The plot of the novel moves forward four months to Laurie’s birthday, always a symbolically important moment. By Laurie’s 23rd birthday, she seems to be on better terms with Jack and her feelings for him—or at least her expressions of her feelings have become more controlled. Meanwhile, Jack’s expressions of his feelings have started to hint towards a future problem between him and Sarah. His feeling that he is having a hard time keeping up with her is not simply because of her long legs and enthusiastic energy; rather, Jack is metaphorically beginning to feel like he has to run faster to keep up with her.
The reader is introduced to Jack’s friend Billy, a secondary character who levels out the trifecta of Jack-Sarah-Laurie. Billy is less serious than Jack, described as a bit of a player and a gym-rat. Nonetheless, he and Laurie have fun together, and Jack sees Laurie as the object of another man’s attraction.
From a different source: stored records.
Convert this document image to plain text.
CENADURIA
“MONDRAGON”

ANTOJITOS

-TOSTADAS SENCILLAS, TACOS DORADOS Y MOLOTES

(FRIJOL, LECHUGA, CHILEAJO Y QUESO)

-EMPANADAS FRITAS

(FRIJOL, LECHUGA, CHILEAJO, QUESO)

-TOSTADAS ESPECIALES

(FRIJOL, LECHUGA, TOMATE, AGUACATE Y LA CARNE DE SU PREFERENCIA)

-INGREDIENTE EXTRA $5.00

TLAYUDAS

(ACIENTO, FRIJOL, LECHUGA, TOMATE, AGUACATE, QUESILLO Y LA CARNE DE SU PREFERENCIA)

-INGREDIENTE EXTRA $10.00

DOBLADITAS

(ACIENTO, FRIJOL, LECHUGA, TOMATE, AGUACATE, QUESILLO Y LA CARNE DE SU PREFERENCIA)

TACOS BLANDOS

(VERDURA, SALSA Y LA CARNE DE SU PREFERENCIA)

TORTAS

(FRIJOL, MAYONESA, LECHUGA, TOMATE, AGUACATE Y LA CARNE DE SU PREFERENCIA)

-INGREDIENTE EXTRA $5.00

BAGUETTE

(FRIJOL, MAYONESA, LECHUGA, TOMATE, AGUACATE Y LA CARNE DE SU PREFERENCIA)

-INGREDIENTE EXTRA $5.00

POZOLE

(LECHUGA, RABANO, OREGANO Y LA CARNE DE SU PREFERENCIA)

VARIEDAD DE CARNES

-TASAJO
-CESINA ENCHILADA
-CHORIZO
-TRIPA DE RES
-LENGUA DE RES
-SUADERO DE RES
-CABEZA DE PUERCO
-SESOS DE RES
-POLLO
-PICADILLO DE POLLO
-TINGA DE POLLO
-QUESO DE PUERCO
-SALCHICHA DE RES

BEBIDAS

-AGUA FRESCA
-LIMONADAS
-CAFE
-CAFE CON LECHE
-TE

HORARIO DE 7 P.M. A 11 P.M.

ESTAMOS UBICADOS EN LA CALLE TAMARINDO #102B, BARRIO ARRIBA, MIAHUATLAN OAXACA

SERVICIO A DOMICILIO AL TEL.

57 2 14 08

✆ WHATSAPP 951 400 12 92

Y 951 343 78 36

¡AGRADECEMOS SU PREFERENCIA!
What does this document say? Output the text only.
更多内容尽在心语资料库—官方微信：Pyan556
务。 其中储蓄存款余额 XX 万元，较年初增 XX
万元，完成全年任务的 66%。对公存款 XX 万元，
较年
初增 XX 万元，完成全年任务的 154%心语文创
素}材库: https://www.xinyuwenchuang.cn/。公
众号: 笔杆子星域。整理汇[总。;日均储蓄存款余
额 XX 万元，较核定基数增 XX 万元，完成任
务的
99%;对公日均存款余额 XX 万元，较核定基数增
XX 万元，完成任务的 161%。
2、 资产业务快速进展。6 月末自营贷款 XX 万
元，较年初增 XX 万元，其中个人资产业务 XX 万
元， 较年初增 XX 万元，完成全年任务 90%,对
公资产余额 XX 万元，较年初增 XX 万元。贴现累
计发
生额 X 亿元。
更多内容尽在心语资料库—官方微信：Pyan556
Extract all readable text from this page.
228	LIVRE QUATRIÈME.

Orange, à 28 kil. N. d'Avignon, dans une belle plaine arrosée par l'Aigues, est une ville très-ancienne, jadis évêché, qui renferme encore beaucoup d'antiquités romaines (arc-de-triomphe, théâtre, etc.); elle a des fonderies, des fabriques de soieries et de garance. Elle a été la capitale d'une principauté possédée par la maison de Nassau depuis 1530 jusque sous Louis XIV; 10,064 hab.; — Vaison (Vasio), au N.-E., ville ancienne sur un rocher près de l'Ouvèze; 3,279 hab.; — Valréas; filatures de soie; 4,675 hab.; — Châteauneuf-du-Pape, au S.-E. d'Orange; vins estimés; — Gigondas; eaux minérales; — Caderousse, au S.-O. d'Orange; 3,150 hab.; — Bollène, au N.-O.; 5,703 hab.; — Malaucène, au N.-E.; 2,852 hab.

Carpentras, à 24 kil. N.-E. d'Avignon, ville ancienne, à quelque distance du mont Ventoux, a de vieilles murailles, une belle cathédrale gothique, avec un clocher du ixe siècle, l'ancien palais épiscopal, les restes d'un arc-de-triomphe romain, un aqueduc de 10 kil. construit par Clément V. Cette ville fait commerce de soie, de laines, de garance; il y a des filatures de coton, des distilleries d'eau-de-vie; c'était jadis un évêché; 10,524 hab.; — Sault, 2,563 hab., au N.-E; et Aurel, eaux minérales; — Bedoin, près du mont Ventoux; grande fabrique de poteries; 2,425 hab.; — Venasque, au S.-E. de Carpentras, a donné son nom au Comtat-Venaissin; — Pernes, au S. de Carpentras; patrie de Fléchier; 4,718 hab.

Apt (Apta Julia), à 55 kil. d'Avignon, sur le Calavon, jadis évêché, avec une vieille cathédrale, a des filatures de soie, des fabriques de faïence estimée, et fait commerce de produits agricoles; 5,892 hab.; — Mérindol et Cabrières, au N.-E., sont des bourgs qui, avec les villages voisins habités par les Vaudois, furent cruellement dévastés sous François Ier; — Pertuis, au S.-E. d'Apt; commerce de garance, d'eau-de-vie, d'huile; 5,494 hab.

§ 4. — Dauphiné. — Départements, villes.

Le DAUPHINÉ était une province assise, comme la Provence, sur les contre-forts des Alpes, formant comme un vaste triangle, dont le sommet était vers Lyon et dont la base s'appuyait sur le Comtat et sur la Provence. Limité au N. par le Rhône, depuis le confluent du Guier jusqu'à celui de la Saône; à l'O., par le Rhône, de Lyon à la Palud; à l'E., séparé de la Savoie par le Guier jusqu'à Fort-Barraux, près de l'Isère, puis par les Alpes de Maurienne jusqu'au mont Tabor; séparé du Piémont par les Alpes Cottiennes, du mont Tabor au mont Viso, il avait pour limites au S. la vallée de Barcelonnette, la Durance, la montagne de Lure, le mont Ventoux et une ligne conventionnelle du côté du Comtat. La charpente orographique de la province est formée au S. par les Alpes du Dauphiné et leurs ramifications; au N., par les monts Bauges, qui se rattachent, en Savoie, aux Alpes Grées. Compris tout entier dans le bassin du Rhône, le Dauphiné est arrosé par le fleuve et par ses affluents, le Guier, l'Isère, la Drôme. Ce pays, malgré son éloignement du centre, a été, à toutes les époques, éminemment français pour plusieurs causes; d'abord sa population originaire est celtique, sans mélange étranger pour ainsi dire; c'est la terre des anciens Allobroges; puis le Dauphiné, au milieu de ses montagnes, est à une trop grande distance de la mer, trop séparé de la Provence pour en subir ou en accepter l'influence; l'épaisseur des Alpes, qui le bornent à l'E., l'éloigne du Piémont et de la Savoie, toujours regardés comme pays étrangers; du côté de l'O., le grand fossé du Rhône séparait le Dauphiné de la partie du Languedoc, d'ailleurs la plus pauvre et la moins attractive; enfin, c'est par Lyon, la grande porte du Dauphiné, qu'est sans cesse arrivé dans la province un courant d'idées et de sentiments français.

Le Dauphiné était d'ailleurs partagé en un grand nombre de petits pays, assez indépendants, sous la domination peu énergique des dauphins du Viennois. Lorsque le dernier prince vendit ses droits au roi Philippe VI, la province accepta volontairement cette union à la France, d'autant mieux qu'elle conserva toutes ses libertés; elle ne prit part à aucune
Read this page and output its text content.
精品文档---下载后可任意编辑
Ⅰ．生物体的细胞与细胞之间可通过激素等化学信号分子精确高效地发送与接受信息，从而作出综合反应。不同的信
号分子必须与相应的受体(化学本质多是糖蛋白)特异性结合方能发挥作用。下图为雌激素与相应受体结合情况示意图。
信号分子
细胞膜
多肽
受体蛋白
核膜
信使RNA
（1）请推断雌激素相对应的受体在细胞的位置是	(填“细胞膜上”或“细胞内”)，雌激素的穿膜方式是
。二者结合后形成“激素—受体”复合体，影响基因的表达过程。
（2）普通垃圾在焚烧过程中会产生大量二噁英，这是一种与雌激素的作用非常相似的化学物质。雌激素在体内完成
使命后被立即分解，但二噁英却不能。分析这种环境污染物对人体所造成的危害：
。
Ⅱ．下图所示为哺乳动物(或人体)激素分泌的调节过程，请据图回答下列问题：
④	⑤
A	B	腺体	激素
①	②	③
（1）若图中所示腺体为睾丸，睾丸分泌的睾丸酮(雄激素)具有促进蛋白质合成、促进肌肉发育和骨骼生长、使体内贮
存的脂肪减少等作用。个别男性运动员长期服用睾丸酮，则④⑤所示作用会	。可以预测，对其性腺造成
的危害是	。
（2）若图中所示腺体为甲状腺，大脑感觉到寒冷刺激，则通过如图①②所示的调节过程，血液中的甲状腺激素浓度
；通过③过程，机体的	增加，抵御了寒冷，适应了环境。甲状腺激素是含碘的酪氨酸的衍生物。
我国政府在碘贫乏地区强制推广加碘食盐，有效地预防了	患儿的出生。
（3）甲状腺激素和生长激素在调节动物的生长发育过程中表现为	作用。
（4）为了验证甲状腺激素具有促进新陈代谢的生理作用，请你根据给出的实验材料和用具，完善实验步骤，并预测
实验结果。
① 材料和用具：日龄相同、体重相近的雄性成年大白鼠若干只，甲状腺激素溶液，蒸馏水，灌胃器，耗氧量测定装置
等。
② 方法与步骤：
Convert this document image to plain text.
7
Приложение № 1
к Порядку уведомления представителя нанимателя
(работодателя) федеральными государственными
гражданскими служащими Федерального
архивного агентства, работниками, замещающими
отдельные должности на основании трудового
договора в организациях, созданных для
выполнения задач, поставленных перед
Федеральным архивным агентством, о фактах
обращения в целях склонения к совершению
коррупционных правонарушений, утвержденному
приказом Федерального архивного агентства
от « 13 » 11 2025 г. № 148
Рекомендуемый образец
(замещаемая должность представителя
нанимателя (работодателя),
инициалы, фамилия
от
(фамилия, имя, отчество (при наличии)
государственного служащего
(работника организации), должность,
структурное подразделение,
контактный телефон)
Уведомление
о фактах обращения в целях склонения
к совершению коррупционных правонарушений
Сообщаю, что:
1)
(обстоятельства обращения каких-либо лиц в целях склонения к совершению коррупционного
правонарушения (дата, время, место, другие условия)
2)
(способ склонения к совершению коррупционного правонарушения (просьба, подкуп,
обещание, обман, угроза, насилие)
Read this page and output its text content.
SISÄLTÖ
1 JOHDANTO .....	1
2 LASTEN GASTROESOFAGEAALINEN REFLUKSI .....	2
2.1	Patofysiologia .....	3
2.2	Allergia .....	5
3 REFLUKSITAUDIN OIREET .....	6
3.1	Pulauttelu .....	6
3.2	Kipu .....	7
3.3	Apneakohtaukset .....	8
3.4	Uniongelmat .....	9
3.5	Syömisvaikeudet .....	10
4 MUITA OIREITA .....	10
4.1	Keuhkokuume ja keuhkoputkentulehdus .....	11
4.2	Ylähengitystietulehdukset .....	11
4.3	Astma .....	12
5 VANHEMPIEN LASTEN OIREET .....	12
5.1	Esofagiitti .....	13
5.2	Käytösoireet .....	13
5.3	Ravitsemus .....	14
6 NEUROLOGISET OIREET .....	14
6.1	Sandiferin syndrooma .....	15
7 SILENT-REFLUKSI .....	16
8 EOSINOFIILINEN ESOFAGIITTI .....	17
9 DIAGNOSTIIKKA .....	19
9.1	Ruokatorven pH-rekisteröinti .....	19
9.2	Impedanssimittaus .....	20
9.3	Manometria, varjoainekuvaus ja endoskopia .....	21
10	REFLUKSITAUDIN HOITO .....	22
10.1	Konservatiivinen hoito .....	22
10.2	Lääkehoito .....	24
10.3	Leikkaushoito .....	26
Though not obviously envious, Jack does appear bothered by his friend, and in a perfect moment of parallelism, Jack takes Laurie on the Ferris wheel in the place of Billy, who planned to try to kiss her at the top.
With every chapter, Silver reveals more about Laurie’s family background. In Sections 1-3, the reader is given hints that Laurie’s home life is complicated. The reader knows her sister died, but there are also more subtle comments from Laurie about how hard it is to go back home for the holidays and how she avoids her mother’s phone calls. Laurie is stuck on the Ferris wheel when she finally checks her messages and discovers that her father has had a heart attack, and Jack must be present for a major moment in Laurie’s emotional development.
Although she and Jack do not spend a great deal of time together, in the few short months that they have known each other, this is the second time Jack must help her through a difficult moment concerning her family. Symbolically, Jack always happens to be there when Laurie needs someone and Sarah is unavailable. That Jack took Laurie up the Ferris wheel is in itself symbolic of a deeper connection between the two: While Sarah and Billy want to compete, Jack does something Laurie wants to do because it is her birthday. Chapter 11 marks a turning point for Laurie and Jack: Their bond is becoming more stable, and Jack is doing more to support Laurie, while Laurie is getting better at pretending that she doesn’t love Jack.